Many of the
people called the region "Seward's Folly" and said it would
produce nothing but icebergs and polar bears, and General
Benjamin F. Butler, representative from Massachusetts, said
in the House: "If we are to pay this amount for Russia's
friendship during the war, then give her the $7,200,000 and
tell her to keep Alaska." Representative Washburn, of
Wisconsin, exclaimed: "I defy any man on the face of the
earth to produce any evidence that an ounce of gold has ever
been found in Alaska."
To-day Alaska is yielding in gold $10,000,000 per year; its
fisheries are among the richest in the world, including more
than half the salmon yield of the United States; its forests
are of enormous value; its fur-seal harvest is without a
rival; its territory is traversed by one of the greatest
rivers of the world, two thousand miles long and with more
than a thousand miles of navigable waters, and it promises
to become an important farming and stock-raising region.

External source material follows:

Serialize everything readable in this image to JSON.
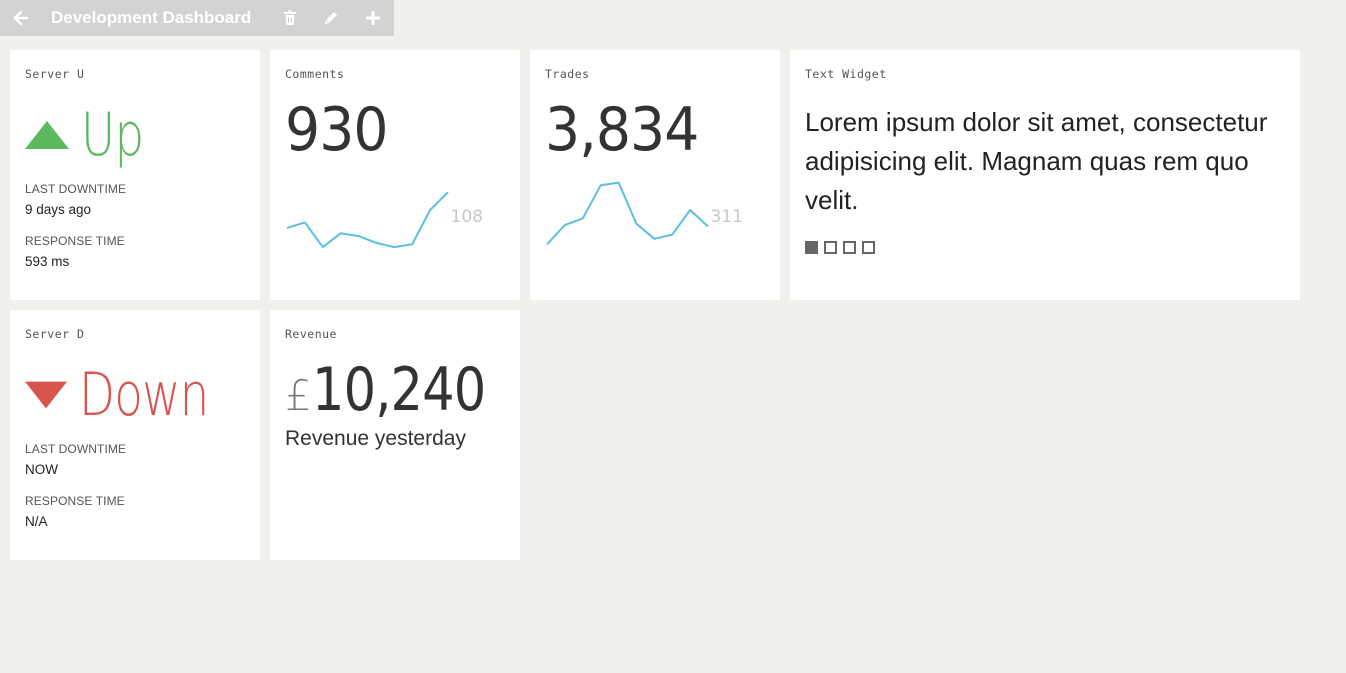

As
for extent, it is large enough to cover more than twenty of
our States. In revenue it has repaid the United States the
original outlay and several millions more; while, aside from
its gold product, its fisheries have netted $100,000,000 and
its furs $80,000,000 since its acquisition. Seward, then,
was wise in looking upon this purchase as the greatest
achievement of his life, though he truly said that it would
take the country a generation to find out Alaska's value.